Our offer is unmatched worldwide, but it didn’t happen by accident. It results from our history and the dedicated builders who preceded us. Here follows the story of Jean Caron, a native of La Marte in the Gaspé region, who did much to put wine on the map in Quebec.
Expo 67: Quebec opens up to the world
Toward the end of the 1960s, as the Quiet Revolution was drawing to a close, an event took place that opened Quebec to the entire planet: Expo 67. Quebecers who had never travelled outside the province were suddenly exposed to other cultures and cuisines. Wine was no exception, and the SAQ even had a store on the Man and His World site with a selection worthy of the event. Visitors had never encountered such a diversity of products, and the popularity of wine exploded.
The 1970s: Modernization arrives at SAQ
A few years later, the SAQ’s then-president, Jacques Desmeules, decided to modernize the company and give customers’ easier access to wines and spirits. SAQ stores soon began switching from a catalogue model, with all the products kept behind a counter, to today’s self-serve model, which lets customers handle the products. Mr. Desmeules also wanted to improve the SAQ’s wine offer as a way of encouraging Quebecers to give up the “hard stuff” in favour of wine, at the time viewed as the exclusive reserve of fancy restaurants and the well-heeled. To get the job done, he turned to one of his close advisors, Jean Caron.
The Maison des vins: An avant-garde experience
Jean Caron was put in charge of opening the original Maison des vins at Place Royale in Québec, the SAQ’s first store dedicated to wine, with a selection of sought-after products today usually grouped under the specialty wines moniker.
In this historic setting, customers interested in discovering the Maison’s “exceptional cuvées” were invited by the wine advisors to step inside a huge candlelit barrel for a proper tasting. Creating a tradition required nothing less!
Shortly after, Jean was asked to open a Maison des vins in downtown Montréal. Both stores became a top destination for anyone and everyone with even a slight interest in wine.

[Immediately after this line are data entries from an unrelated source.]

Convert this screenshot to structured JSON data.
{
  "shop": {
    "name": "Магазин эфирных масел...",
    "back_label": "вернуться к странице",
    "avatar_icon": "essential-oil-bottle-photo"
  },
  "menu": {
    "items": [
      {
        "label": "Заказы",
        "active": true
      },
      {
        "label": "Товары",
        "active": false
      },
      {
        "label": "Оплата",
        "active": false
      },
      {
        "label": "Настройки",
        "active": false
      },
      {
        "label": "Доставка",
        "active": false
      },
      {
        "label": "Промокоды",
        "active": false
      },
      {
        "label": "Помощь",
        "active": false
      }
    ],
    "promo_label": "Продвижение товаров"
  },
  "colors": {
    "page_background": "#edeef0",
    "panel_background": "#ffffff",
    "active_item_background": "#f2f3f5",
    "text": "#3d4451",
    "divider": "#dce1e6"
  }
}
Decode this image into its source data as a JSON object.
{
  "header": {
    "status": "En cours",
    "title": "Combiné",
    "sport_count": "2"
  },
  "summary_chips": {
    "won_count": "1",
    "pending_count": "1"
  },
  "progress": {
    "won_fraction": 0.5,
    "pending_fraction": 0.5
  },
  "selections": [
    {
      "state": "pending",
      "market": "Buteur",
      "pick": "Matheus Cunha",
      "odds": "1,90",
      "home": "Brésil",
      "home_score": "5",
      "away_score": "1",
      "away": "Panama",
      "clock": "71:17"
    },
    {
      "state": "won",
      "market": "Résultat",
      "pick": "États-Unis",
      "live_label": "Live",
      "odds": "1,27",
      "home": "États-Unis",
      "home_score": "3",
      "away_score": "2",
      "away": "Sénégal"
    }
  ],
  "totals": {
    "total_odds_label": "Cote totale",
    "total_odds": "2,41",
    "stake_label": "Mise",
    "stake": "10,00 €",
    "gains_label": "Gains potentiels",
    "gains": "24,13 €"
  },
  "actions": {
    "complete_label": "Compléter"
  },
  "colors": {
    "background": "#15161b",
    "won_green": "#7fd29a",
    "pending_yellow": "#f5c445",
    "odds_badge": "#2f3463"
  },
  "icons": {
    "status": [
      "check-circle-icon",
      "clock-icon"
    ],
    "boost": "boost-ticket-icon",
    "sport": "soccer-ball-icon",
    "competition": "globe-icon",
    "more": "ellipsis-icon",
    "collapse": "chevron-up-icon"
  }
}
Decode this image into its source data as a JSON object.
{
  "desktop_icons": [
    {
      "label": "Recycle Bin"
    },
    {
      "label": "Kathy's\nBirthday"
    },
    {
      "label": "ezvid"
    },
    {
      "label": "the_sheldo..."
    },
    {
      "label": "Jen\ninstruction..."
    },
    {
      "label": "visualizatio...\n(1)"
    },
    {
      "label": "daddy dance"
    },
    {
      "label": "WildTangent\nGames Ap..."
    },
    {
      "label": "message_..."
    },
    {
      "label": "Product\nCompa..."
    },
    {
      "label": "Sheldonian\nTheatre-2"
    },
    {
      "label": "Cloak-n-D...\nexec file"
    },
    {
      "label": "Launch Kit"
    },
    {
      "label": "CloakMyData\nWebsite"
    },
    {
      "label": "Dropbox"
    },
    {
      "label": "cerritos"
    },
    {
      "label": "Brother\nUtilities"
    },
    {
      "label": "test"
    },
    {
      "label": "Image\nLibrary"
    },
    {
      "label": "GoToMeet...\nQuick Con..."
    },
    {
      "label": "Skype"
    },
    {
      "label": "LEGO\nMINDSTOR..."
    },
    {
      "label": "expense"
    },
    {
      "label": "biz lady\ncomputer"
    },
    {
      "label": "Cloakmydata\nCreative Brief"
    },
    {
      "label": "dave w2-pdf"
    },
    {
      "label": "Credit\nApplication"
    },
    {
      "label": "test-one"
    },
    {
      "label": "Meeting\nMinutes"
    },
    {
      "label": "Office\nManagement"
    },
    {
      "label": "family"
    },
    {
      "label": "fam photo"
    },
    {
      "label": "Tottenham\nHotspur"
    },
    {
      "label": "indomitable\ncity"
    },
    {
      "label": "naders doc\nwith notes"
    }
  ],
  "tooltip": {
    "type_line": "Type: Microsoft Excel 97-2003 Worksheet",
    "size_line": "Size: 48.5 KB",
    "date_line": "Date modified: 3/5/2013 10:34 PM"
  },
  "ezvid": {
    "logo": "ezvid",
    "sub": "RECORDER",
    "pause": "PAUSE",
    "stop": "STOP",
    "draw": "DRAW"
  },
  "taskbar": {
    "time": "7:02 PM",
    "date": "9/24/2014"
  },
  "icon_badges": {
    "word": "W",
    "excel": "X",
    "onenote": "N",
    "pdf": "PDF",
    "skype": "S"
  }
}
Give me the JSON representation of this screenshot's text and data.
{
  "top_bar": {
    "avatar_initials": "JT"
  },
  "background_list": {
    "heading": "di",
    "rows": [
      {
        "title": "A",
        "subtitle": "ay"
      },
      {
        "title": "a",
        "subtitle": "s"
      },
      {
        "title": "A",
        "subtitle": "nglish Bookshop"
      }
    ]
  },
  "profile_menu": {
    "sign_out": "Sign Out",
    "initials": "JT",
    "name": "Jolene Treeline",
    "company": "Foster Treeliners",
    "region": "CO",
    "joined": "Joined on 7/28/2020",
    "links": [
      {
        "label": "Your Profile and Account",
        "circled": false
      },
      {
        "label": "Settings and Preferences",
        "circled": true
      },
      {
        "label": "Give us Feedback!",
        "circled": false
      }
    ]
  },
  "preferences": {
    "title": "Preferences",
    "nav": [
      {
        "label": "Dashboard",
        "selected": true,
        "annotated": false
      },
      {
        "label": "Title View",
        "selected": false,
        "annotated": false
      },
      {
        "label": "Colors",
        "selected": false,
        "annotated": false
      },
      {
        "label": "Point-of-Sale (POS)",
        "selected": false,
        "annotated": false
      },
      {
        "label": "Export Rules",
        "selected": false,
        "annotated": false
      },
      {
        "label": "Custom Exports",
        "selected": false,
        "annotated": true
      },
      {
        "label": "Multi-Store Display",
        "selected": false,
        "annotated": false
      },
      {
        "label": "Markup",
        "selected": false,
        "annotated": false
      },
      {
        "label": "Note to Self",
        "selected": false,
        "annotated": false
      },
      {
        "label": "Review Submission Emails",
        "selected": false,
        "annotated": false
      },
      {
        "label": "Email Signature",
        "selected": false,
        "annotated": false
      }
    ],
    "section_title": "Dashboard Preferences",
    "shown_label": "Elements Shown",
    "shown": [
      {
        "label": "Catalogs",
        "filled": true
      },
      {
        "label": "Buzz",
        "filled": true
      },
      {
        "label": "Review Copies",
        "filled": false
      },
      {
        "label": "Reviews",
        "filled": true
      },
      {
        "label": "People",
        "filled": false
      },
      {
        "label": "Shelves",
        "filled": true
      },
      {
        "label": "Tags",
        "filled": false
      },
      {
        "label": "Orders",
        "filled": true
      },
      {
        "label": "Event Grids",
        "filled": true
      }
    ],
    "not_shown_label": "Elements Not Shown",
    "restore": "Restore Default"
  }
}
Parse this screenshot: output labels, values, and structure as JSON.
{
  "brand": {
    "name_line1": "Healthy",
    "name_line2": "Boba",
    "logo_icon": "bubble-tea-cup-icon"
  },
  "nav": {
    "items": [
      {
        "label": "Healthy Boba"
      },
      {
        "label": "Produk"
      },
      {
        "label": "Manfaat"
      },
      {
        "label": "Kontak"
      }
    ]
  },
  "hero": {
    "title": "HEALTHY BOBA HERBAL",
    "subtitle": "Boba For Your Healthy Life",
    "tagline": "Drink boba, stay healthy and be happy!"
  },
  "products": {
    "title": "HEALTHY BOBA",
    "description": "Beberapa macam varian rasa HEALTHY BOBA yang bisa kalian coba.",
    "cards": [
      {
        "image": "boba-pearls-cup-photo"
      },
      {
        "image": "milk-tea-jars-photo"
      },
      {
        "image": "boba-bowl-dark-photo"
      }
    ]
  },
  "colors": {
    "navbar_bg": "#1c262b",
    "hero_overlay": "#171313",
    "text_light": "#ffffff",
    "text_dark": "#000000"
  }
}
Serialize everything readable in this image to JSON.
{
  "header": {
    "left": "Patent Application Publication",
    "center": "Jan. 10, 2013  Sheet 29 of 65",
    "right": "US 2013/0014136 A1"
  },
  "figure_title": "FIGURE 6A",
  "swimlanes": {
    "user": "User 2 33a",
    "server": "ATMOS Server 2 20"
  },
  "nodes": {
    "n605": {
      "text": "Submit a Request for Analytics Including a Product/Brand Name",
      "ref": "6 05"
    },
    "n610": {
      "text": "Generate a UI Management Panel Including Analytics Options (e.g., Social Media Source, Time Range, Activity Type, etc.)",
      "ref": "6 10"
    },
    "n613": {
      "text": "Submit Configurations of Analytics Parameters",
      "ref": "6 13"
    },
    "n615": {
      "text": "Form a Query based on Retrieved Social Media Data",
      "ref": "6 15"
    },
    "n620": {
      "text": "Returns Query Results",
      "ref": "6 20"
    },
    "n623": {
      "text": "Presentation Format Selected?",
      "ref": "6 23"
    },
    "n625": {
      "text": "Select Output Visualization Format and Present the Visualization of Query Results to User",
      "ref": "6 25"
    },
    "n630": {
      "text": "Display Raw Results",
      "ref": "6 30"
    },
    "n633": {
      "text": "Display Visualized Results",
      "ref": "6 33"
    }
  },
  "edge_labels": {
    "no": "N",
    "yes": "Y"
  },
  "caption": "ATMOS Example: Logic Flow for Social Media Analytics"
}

Wines sought for Quebecers
It was the dawn of a new era that saw the SAQ diversifying its product offer in response to Quebecers’ growing interest in exploring the world of wine. It was also when we began laying the foundation for the globe-spanning importation model we are known for today. And, to have good products on our shelves, Jean Caron built stronger ties with European wine producers. It is, in part, due to him that the SAQ has become the world’s top buyer of French wine.
We spoke with retired SAQ manager Jean Chouzenoux, who was hired by Jean Caron in 1975:
“It was Mr. Caron who sought me out. I was working as a waiter in a restaurant and was interested in wine. He told me he was looking for someone to fill a just-created position, someone who could advise customers in the store. I jumped at the chance and began guiding the customers of the Quebec City Maison des vins in making their choices. It was all so new! Jean was also the first to bring Europe’s great wine producers to Quebec to meet customers and employees. His intention was clear: to encourage the discovery, exploration and appreciation of wine.”
Nouveau wines, another Jean Caron success story
Left to right: Jocelyn Tremblay, SAQ president from 1986 to 1997; two musicians who performed at the nouveau wine festivities; and Jean Caron.
Jean Caron had another genius idea for making wine festive and accessible. He wanted to create a nouveau wine festival – already popular in France – here in Quebec. In 1974, he arranged for 200 cases of Beaujolais nouveau to arrive.
The following year, 200 more cases were found in selected stores. Each year, the event grew in popularity. In 1981, 5,000 cases were sold across Quebec. Restaurants, bars, radio stations and festivals joined in the fun. The morning of the nouveau wine release, wine advisors visited local radio stations to tell listeners about them.
In short, the release soon became November’s highest profile event! Its popularity was such that at its peak, in 2000, a total of 48,500 cases were sold in a few days. Today, as customers’ tastes have evolved, the nouveau wines release is a somewhat more muted affair. That said, wine continues to be a festive product accessible to all Quebec consumers.